Robert Amsterdam, a lawyer for Yukos founder Mikhail Khodorkovsky, was expelled from Russia in September. Amsterdam, who holds dual U.S. and Canadian citizenship, said five men went to his hotel room at the Hyatt Ararat in central Moscow at about 1 a.m. on Sept. 23 and confiscated his passport. Two hours later, the passport was returned with his visa revoked, and Amsterdam was told to leave the country within 24 hours or face arrest.

Amsterdam said by telephone that he was still trying to get a written explanation as to why he was kicked out. He said he has never heard anything about national security regarding his case.
On Nov. 15, two days after Browder was refused entry at Sheremetyevo from London, British human rights lawyer Bill Bowring, who has represented Chechen clients in the European Court of Human Rights in Strasbourg, was denied entry at Sheremetyevo. “I was given no explanation at the time,” Bowring said by telephone.

Bowring eventually did obtain a letter from the Foreign Ministry, which he provided to The Moscow Times, saying he was turned back because he failed to hand over his migration card the last time he had exited Russia.

He called the claim “absolutely ridiculous” and said he turned in his migration cards “religiously.”

Is There a Trend?

If, indeed, foreign businessmen are increasingly being kept out of Russia as supposed security threats, representatives of foreign business associations are not aware of it.

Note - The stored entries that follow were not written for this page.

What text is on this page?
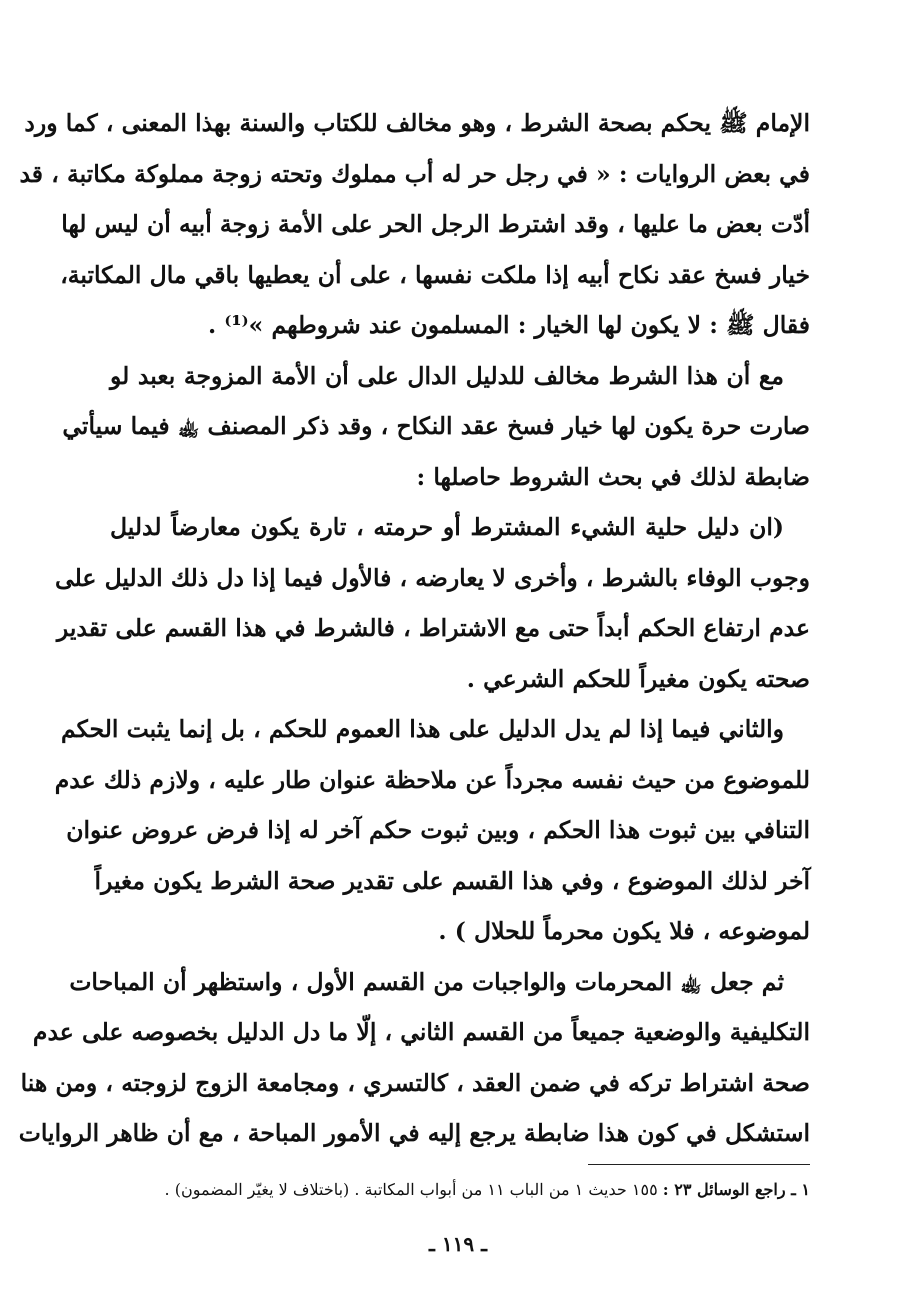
الإمام ﷺ يحكم بصحة الشرط ، وهو مخالف للكتاب والسنة بهذا المعنى ، كما ورد
في بعض الروايات : « في رجل حر له أب مملوك وتحته زوجة مملوكة مكاتبة ، قد
أدّت بعض ما عليها ، وقد اشترط الرجل الحر على الأمة زوجة أبيه أن ليس لها
خيار فسخ عقد نكاح أبيه إذا ملكت نفسها ، على أن يعطيها باقي مال المكاتبة،
فقال ﷺ : لا يكون لها الخيار : المسلمون عند شروطهم »⁽¹⁾ .
مع أن هذا الشرط مخالف للدليل الدال على أن الأمة المزوجة بعبد لو
صارت حرة يكون لها خيار فسخ عقد النكاح ، وقد ذكر المصنف ﵀ فيما سيأتي
ضابطة لذلك في بحث الشروط حاصلها :
(ان دليل حلية الشيء المشترط أو حرمته ، تارة يكون معارضاً لدليل
وجوب الوفاء بالشرط ، وأخرى لا يعارضه ، فالأول فيما إذا دل ذلك الدليل على
عدم ارتفاع الحكم أبداً حتى مع الاشتراط ، فالشرط في هذا القسم على تقدير
صحته يكون مغيراً للحكم الشرعي .
والثاني فيما إذا لم يدل الدليل على هذا العموم للحكم ، بل إنما يثبت الحكم
للموضوع من حيث نفسه مجرداً عن ملاحظة عنوان طار عليه ، ولازم ذلك عدم
التنافي بين ثبوت هذا الحكم ، وبين ثبوت حكم آخر له إذا فرض عروض عنوان
آخر لذلك الموضوع ، وفي هذا القسم على تقدير صحة الشرط يكون مغيراً
لموضوعه ، فلا يكون محرماً للحلال ) .
ثم جعل ﵀ المحرمات والواجبات من القسم الأول ، واستظهر أن المباحات
التكليفية والوضعية جميعاً من القسم الثاني ، إلّا ما دل الدليل بخصوصه على عدم
صحة اشتراط تركه في ضمن العقد ، كالتسري ، ومجامعة الزوج لزوجته ، ومن هنا
استشكل في كون هذا ضابطة يرجع إليه في الأمور المباحة ، مع أن ظاهر الروايات
١ ـ راجع الوسائل ٢٣ : ١٥٥ حديث ١ من الباب ١١ من أبواب المكاتبة . (باختلاف لا يغيّر المضمون) .
ـ ١١٩ ـ
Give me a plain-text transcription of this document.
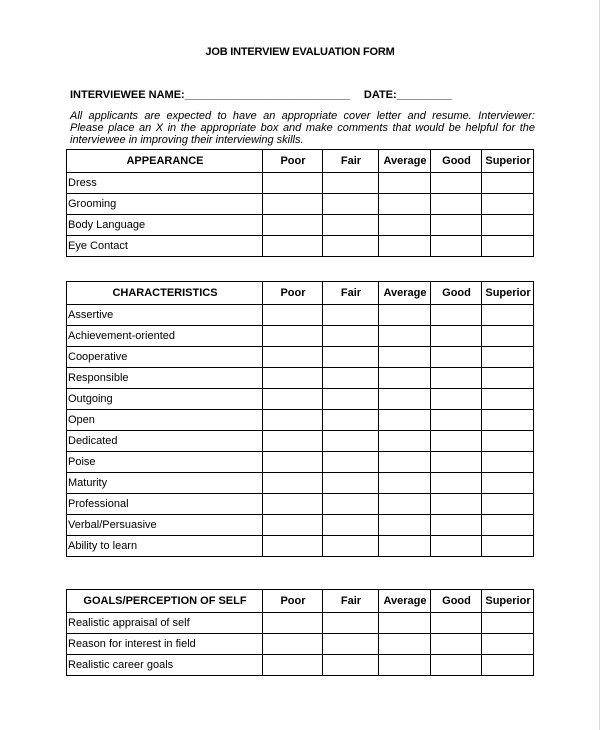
JOB INTERVIEW EVALUATION FORM
INTERVIEWEE NAME:___________________________ DATE:_________
All applicants are expected to have an appropriate cover letter and resume. Interviewer:
Please place an X in the appropriate box and make comments that would be helpful for the
interviewee in improving their interviewing skills.
APPEARANCE	Poor	Fair	Average	Good	Superior
Dress					
Grooming					
Body Language					
Eye Contact					
CHARACTERISTICS	Poor	Fair	Average	Good	Superior
Assertive					
Achievement-oriented					
Cooperative					
Responsible					
Outgoing					
Open					
Dedicated					
Poise					
Maturity					
Professional					
Verbal/Persuasive					
Ability to learn					
GOALS/PERCEPTION OF SELF	Poor	Fair	Average	Good	Superior
Realistic appraisal of self					
Reason for interest in field					
Realistic career goals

Andreas Romanos, head of the Association of European Businesses, said Winter’s entry denial was the only case he knew of an AEB member being barred from Russia on national security grounds. AEB comprises roughly 500 companies and individual businessmen, around 85 percent from European countries but includes Russian and U.S. members as well.

The U.S. Embassy said it could not comment on the issue.

Putin said at the recent Group of Eight summit that he was in the dark about the Browder case.

“To be honest, I don’t know why this particular person has been refused entry to Russia. I can imagine that this person has broken the laws of our country, and if others do the same we’ll refuse them entry, too,” Putin replied heatedly to a reporter’s question.

Browder has battled with Gazprom over inflated corporate spending and nontransparent gas trading deals. He also clashed recently with Kremlin-linked oil major Surgutneftegaz over its murky ownership schemes. His Hermitage Capital Management firm holds about $4 billion in investments in Russia.

The Kremlin has refused to comment in the past on the reasons for declaring Browder a security threat.

Putin said fears that barring investors like Browder could deter foreign investment were groundless. “We are extremely interested not only in attracting investment but also in working with decent, professional investors, who really want to work in Russia on a long-term basis,” Putin said.

Browder said by telephone that he had never broken any Russian laws and that he was still trying to do everything possible to return to Russia.